Automotive LiDAR sees New Product Launches, OEM Partnerships and Big Investments

Subscribe To Download This Insight

By James Hodgson | 4Q 2017 | IN-4772

The third quarter of 2017 saw numerous announcements relating to investments, new product launches and new partnerships in the automotive LiDAR market.

Registered users can unlock up to five pieces of premium content each month.

Log in or register to unlock this Insight.

 

Product Launches, New Partnerships, Big Investments

NEWS


The third quarter of 2017 saw numerous announcements relating to investments, new product launches and new partnerships in the automotive LiDAR market. A summary of the relevant news is given below:

  • Innoviz Raises US$65 million investment: The ambitious MEMs-based solid-state LiDAR startup first announced their Innoviz One solution in 2016, more recently announcing their InnovizPro solution targeted at prototype development and more short/medium term implementations. The startup raised an impressive US$65 million in funding with investors including Tier 1 Suppliers Magna and Delphi Automotive, with the former having already entered into a public partnership with Innoviz.
  • LeddarTech Raises US$101 million investment: Canadian solid-state sensor developer LeddarTech announced the close of a US$101 million funding round, with investors that include optical technology developer Osram, and Tier 1 suppliers Magneti Marelli and Delphi Automotive. The firm has developed solid-state LiDAR ASICs for many years, and had previously announced a deal to supply Tier 1 supplier Valeo. To accompany their undisclosed investment, Delphi announced a commercial partnership with LeddarTech to further develop automotive-grade LiDAR technology.
  • Pioneer Launches Solid-state LiDAR Sensor: Automotive supplier announced the development of a MEMs-based solid-state LIDAR sensor, with production slated for 2020.
  • Velodyne named as Supplier to Mercedes-Benz: At the IAA conference Frankfurt, Velodyne announced that they had been selected by Mercedes-Benz to supply the OEM’s Research and Development team with Ultra-puck VLP-32C LiDAR sensors. 

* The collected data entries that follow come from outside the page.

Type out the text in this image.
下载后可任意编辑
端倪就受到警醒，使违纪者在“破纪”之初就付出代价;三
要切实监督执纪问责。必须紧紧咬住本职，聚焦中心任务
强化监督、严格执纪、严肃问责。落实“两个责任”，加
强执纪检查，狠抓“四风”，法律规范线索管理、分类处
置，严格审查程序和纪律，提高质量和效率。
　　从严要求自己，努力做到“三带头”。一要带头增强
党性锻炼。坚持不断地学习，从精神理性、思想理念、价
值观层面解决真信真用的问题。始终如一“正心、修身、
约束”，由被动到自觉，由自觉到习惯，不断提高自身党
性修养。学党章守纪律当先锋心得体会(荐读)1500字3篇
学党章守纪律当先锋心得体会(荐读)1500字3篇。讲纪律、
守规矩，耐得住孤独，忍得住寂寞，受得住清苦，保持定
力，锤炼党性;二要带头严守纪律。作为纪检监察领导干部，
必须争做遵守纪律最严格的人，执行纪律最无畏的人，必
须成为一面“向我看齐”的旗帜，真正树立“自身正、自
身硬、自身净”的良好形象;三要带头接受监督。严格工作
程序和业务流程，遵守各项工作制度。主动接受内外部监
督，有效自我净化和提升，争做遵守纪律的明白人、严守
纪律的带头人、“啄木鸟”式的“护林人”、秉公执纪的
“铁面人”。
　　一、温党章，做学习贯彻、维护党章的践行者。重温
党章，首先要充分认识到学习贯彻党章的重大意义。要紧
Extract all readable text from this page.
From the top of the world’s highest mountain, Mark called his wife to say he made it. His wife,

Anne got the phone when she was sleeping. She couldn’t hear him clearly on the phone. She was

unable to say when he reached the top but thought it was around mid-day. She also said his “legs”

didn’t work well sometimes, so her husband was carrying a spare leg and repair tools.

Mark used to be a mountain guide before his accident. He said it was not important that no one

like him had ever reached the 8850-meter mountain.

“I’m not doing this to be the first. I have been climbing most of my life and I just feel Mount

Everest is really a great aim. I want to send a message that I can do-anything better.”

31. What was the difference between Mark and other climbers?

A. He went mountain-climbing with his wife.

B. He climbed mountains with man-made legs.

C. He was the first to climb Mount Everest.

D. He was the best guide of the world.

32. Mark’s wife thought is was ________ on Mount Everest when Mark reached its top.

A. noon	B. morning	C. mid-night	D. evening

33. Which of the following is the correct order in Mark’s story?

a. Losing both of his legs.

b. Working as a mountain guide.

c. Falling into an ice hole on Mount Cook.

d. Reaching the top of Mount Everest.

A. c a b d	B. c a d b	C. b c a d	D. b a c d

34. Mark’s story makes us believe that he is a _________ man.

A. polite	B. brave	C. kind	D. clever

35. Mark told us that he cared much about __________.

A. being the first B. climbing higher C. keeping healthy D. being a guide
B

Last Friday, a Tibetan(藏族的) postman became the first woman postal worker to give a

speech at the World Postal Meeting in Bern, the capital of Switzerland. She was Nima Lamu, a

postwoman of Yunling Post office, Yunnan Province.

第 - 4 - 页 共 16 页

Solid-State Leading the Charge

IMPACT


Since its invention in 2005, LiDAR has been a permanent fixture for autonomous prototypes and trials, but has often been derided as too expensive and too fragile for implementation on consumer vehicles at scale. Numerous vendors and startups have sought to ruggedize the technology and drag down ASPs through the development of a solid-state sensor, with optical phased arrays, flash LiDARs and MEMs-based beam steering all being put forward as viable candidates. The announcements above show that the momentum is doubtlessly with MEMs-based solutions which, though not technically solid-state on a micro scale, have the most promise of delivering high-performance and affordability in the medium term, thanks to the re-use of a technology well established in parallel industries and advancements in DSP techniques.

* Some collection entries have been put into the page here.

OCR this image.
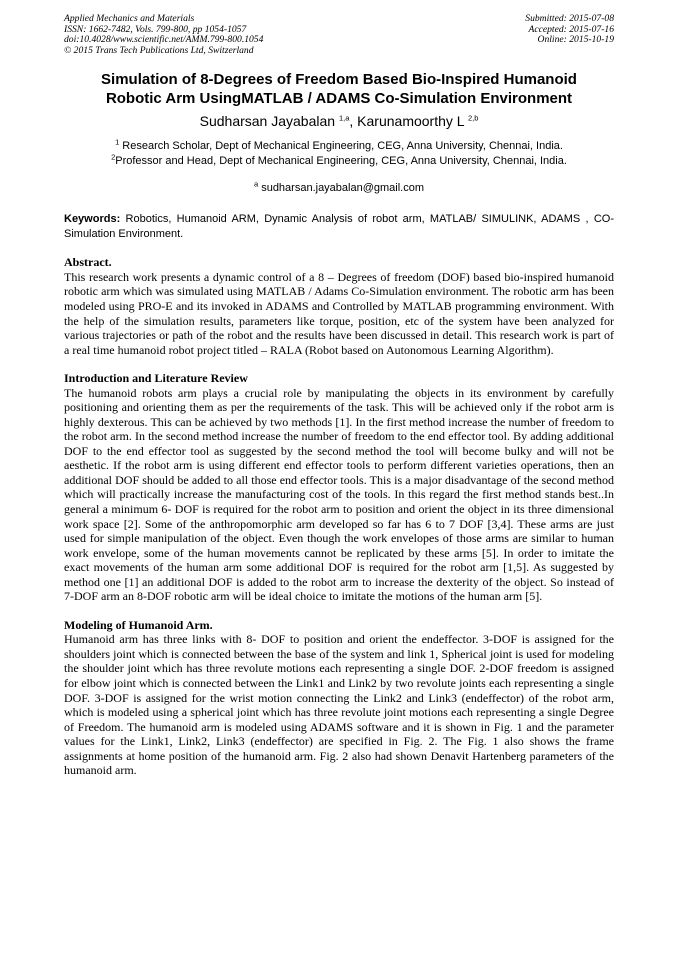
Applied Mechanics and Materials
ISSN: 1662-7482, Vols. 799-800, pp 1054-1057
doi:10.4028/www.scientific.net/AMM.799-800.1054
© 2015 Trans Tech Publications Ltd, Switzerland
Submitted: 2015-07-08
Accepted: 2015-07-16
Online: 2015-10-19
Simulation of 8-Degrees of Freedom Based Bio-Inspired Humanoid
Robotic Arm UsingMATLAB / ADAMS Co-Simulation Environment
Sudharsan Jayabalan $^{1,a}$, Karunamoorthy L $^{2,b}$
$^1$ Research Scholar, Dept of Mechanical Engineering, CEG, Anna University, Chennai, India.
$^2$Professor and Head, Dept of Mechanical Engineering, CEG, Anna University, Chennai, India.
$^a$ sudharsan.jayabalan@gmail.com
Keywords: Robotics, Humanoid ARM, Dynamic Analysis of robot arm, MATLAB/ SIMULINK, ADAMS , CO-Simulation Environment.
Abstract.

This research work presents a dynamic control of a 8 – Degrees of freedom (DOF) based bio-inspired humanoid robotic arm which was simulated using MATLAB / Adams Co-Simulation environment. The robotic arm has been modeled using PRO-E and its invoked in ADAMS and Controlled by MATLAB programming environment. With the help of the simulation results, parameters like torque, position, etc of the system have been analyzed for various trajectories or path of the robot and the results have been discussed in detail. This research work is part of a real time humanoid robot project titled – RALA (Robot based on Autonomous Learning Algorithm).

Introduction and Literature Review

The humanoid robots arm plays a crucial role by manipulating the objects in its environment by carefully positioning and orienting them as per the requirements of the task. This will be achieved only if the robot arm is highly dexterous. This can be achieved by two methods [1]. In the first method increase the number of freedom to the robot arm. In the second method increase the number of freedom to the end effector tool. By adding additional DOF to the end effector tool as suggested by the second method the tool will become bulky and will not be aesthetic. If the robot arm is using different end effector tools to perform different varieties operations, then an additional DOF should be added to all those end effector tools. This is a major disadvantage of the second method which will practically increase the manufacturing cost of the tools. In this regard the first method stands best..In general a minimum 6- DOF is required for the robot arm to position and orient the object in its three dimensional work space [2]. Some of the anthropomorphic arm developed so far has 6 to 7 DOF [3,4]. These arms are just used for simple manipulation of the object. Even though the work envelopes of those arms are similar to human work envelope, some of the human movements cannot be replicated by these arms [5]. In order to imitate the exact movements of the human arm some additional DOF is required for the robot arm [1,5]. As suggested by method one [1] an additional DOF is added to the robot arm to increase the dexterity of the object. So instead of 7-DOF arm an 8-DOF robotic arm will be ideal choice to imitate the motions of the human arm [5].

Modeling of Humanoid Arm.

Humanoid arm has three links with 8- DOF to position and orient the endeffector. 3-DOF is assigned for the shoulders joint which is connected between the base of the system and link 1, Spherical joint is used for modeling the shoulder joint which has three revolute motions each representing a single DOF. 2-DOF freedom is assigned for elbow joint which is connected between the Link1 and Link2 by two revolute joints each representing a single DOF. 3-DOF is assigned for the wrist motion connecting the Link2 and Link3 (endeffector) of the robot arm, which is modeled using a spherical joint which has three revolute joint motions each representing a single Degree of Freedom. The humanoid arm is modeled using ADAMS software and it is shown in Fig. 1 and the parameter values for the Link1, Link2, Link3 (endeffector) are specified in Fig. 2. The Fig. 1 also shows the frame assignments at home position of the humanoid arm. Fig. 2 also had shown Denavit Hartenberg parameters of the humanoid arm.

A Strategic Change of Direction for Delphi, or just Hedging Bets?

COMMENTARY


Delphi has had a long-term interest in automotive LiDAR, having previously worked closely with and invested heavily in Quanergy and their unique optical phased array solution. It was therefore surprising to some that Delphi should invest in not one, but two of Quanergy’s direct competitors within the space of a week. Is Delphi simply hedging its bets? Partially – yes. However, it is important to recognize the distinction between LeddarTech’s and Innoviz’s solutions. While the latter is more focused on long range obstacle detection ahead of the vehicle, LeddarTech’s solutions are better positioned to provide the autonomous vehicle with a short-range 360° perception.

More worrying for Quanergy are the parallels that can be drawn between their own S3 solution and the Innoviz One. Both operate at comparable regions, and have similar target ASPs. Furthermore, the Innoviz solution supports mutli-frame mode and adaptive interrogation of specific regions of interest – features which used to be the preserve of Quanergy’s OPS solution. The Onus is clearly on Quanergy to demonstrate that their approach is as practicable as it is academically interesting.